# My fake rock build for Beardie! (almost finished)



## excession (Apr 11, 2009)

I am not yet finished, but I thought I'd put some pics up 

Just got the whole lot in and just testing temps. Going to use some aquarium sealent arround the base to keep it all nice and sealed and to keep any crickets out

Just thought id see if anyone has any comments 

We are getting a Beardie in a couple of weeks.

Still to do:

Seal it all in
Set up the plants
Set up what will be the 'Sand pit' in the last 30cm on the right
Make the divide to cut of the last 30cm while the beardie is still little

What do you all think? 










Little helper:



























































What it looked like before grouting / painting and sealing up:









Will post some more pics when its all done!


----------



## pwincess_nicole (Apr 25, 2009)

excession said:


> I am not yet finished, but I thought I'd put some pics up
> 
> Just got the whole lot in and just testing temps. Going to use some aquarium sealent arround the base to keep it all nice and sealed and to keep any crickets out
> 
> ...


 



its brilliant what have you made they grey things out of ??/ x


----------



## excession (Apr 11, 2009)

Polystyrene stuck together with no more nails and some cocktail sticks for strength, then 4 layers of grout, 2 dark coats of paint, 1 dry brushed lighter coat to pick out the highlights, then 4 coats of PVA to seal it.


----------



## Denji (Apr 18, 2009)

10 out of 10, looks awesome. Interesting to see somebody not using sand. I nearly left mine in grout as it left a really good rock texture. How many guys will be living in there and what are you using for substrate?


----------



## excession (Apr 11, 2009)

Denji said:


> 10 out of 10, looks awesome. Interesting to see somebody not using sand. I nearly left mine in grout as it left a really good rock texture. How many guys will be living in there and what are you using for substrate?


Thanks! : victory:

Its going to be the one, a little Hypo baby (its my son's present!).

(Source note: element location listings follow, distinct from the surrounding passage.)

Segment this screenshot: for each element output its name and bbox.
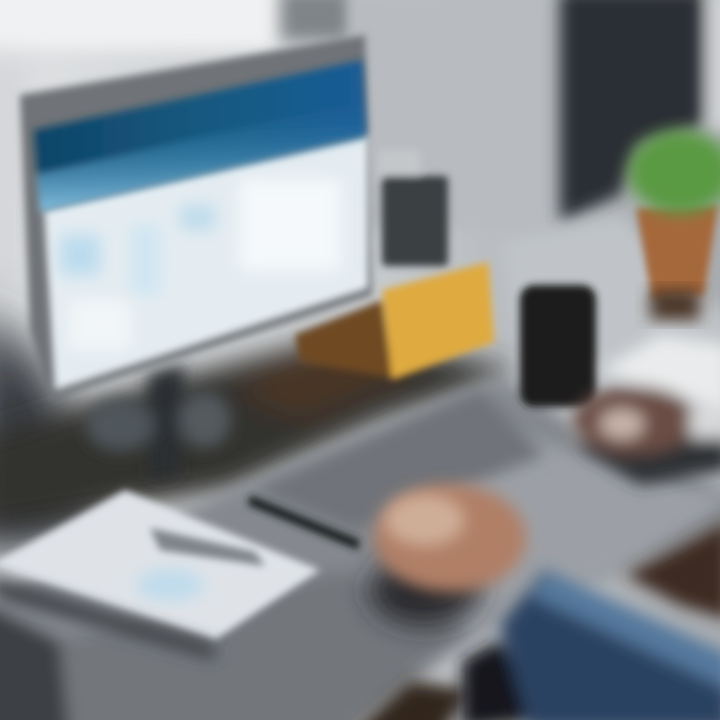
dark speaker xyxy=(378,150,448,266)
monitor screen body xyxy=(44,135,368,390)
plant pot xyxy=(628,130,720,320)
wood desk corner xyxy=(345,520,720,720)
paper document xyxy=(0,490,320,660)
blue tint on paper xyxy=(136,569,204,601)
keyboard xyxy=(255,390,545,530)
dark pen on paper xyxy=(150,528,265,566)
plant leaves xyxy=(628,130,720,214)
yellow box xyxy=(295,262,494,380)
dark window column xyxy=(560,0,720,222)
desk surface: dark back xyxy=(0,335,520,530)
denim sleeve xyxy=(462,570,720,720)
desk surface: grey front xyxy=(0,215,720,720)
monitor frame xyxy=(20,35,372,400)
left hand xyxy=(370,484,526,625)
black cup xyxy=(520,285,596,407)
screen header band xyxy=(34,60,366,212)
monitor stand xyxy=(86,365,231,480)
keyboard edge xyxy=(248,495,360,550)
monitor xyxy=(20,35,372,480)
screen widgets xyxy=(60,180,340,350)
right hand and papers xyxy=(573,335,720,485)
dark left shadow xyxy=(0,300,110,560)
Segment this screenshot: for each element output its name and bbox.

I am going to divide it up before s/he arrives (collecting on the 21st of this month).

If you look in the 1st pic u can see the tiles, they are rough textured tiles so I will be using them as the substrate. AFAIK the beardie we are picking up has been kept on slate so he should feel at right home


----------



## tiesto (May 6, 2009)

looks amazing.. one question.. doesnt pva melt under heat?


----------



## excession (Apr 11, 2009)

tiesto said:


> looks amazing.. one question.. doesnt pva melt under heat?



I really hope not!

I used it following guides from other people who have used it in their fake rock builds.

I've run the temps on the basking section up to 110 and it seems fine.

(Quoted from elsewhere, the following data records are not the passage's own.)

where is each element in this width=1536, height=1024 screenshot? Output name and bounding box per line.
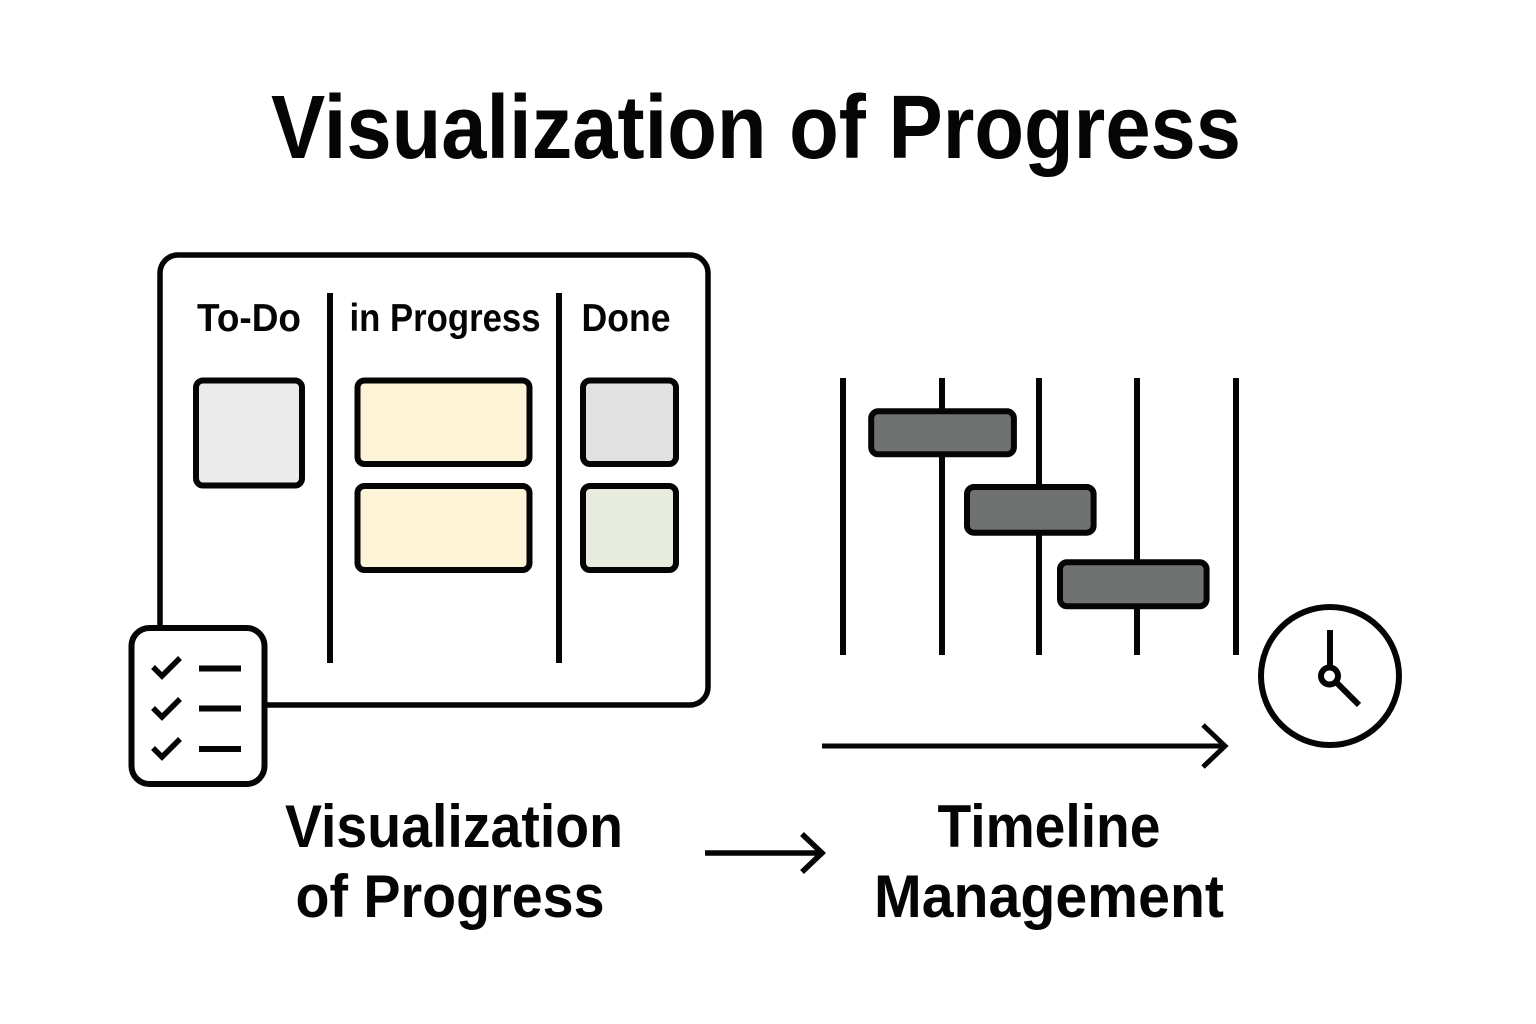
gantt bar 2 (967, 487, 1094, 533)
arrow: timeline (822, 725, 1225, 767)
label: timeline management: Timeline (938, 793, 1160, 860)
card: done 2 (583, 486, 676, 570)
arrow: between labels (705, 834, 822, 872)
column divider right (556, 293, 562, 663)
label: timeline management (874, 793, 1224, 930)
heading: Done: Done (582, 297, 670, 340)
gantt bar 3 (1060, 562, 1207, 606)
label: visualization of progress (285, 793, 623, 930)
icon: clock (1261, 607, 1399, 745)
label: visualization of progress: of Progress (296, 863, 604, 930)
heading: in Progress: in Progress (350, 297, 540, 340)
panel: kanban board (160, 255, 708, 705)
card: to-do (196, 380, 302, 486)
card: done 1 (583, 380, 676, 464)
title: Visualization of Progress (271, 78, 1241, 178)
label: timeline management: Management (874, 863, 1224, 930)
gantt bar 1 (871, 411, 1014, 454)
column divider left (327, 293, 333, 663)
heading: To-Do: To-Do (197, 297, 301, 340)
card: in progress 1 (358, 380, 530, 464)
label: visualization of progress: Visualization (285, 793, 623, 860)
card: in progress 2 (358, 486, 530, 570)
icon: checklist (132, 628, 264, 784)
chart: gantt timeline (843, 378, 1236, 655)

My only issue atm is the aquarium sealent I have put arround it smells - but that should go in a day or two....


----------



## CWD (Feb 11, 2007)

looking good !


----------



## excession (Apr 11, 2009)

Thanks 

I am looking forwards to doing the last few finishing touches.

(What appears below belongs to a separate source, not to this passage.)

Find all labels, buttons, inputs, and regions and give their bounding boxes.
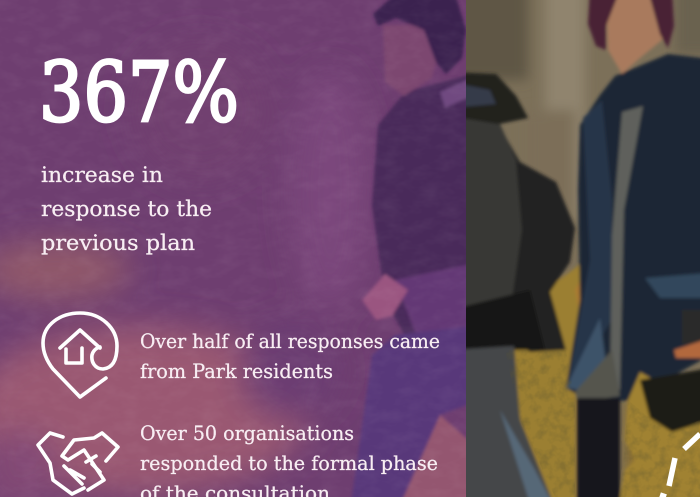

PVA holding strong at the basking point at 115. Think its fine.


----------



## mandi1234 (Mar 13, 2009)

that looks really cool, im in the middle of doing one myself...............we no longer have a kitchen table lol. ive just sealed mine with yatch varnish. but ive also made the viv.............so ive got to get some runners for the doors and the actuall glass yet. , also cut out holes for air vents and light................. Be a while before mines finished then......................................................


----------



## merv1988 (Dec 26, 2008)

Hi great looking viv i have just started planning my fake rock build pretty similiar set up actually lol just wondered what size your viv is?


----------



## excession (Apr 11, 2009)

mandi1234 said:


> that looks really cool, im in the middle of doing one myself...............we no longer have a kitchen table lol. ive just sealed mine with yatch varnish. but ive also made the viv.............so ive got to get some runners for the doors and the actuall glass yet. , also cut out holes for air vents and light................. Be a while before mines finished then......................................................



Its soooo nice when you can finally put away all the mess and tools 



merv1988 said:


> Hi great looking viv i have just started planning my fake rock build pretty similiar set up actually lol just wondered what size your viv is?


Its 48" long 22" deep 20" high. From loobylou on the forum.


----------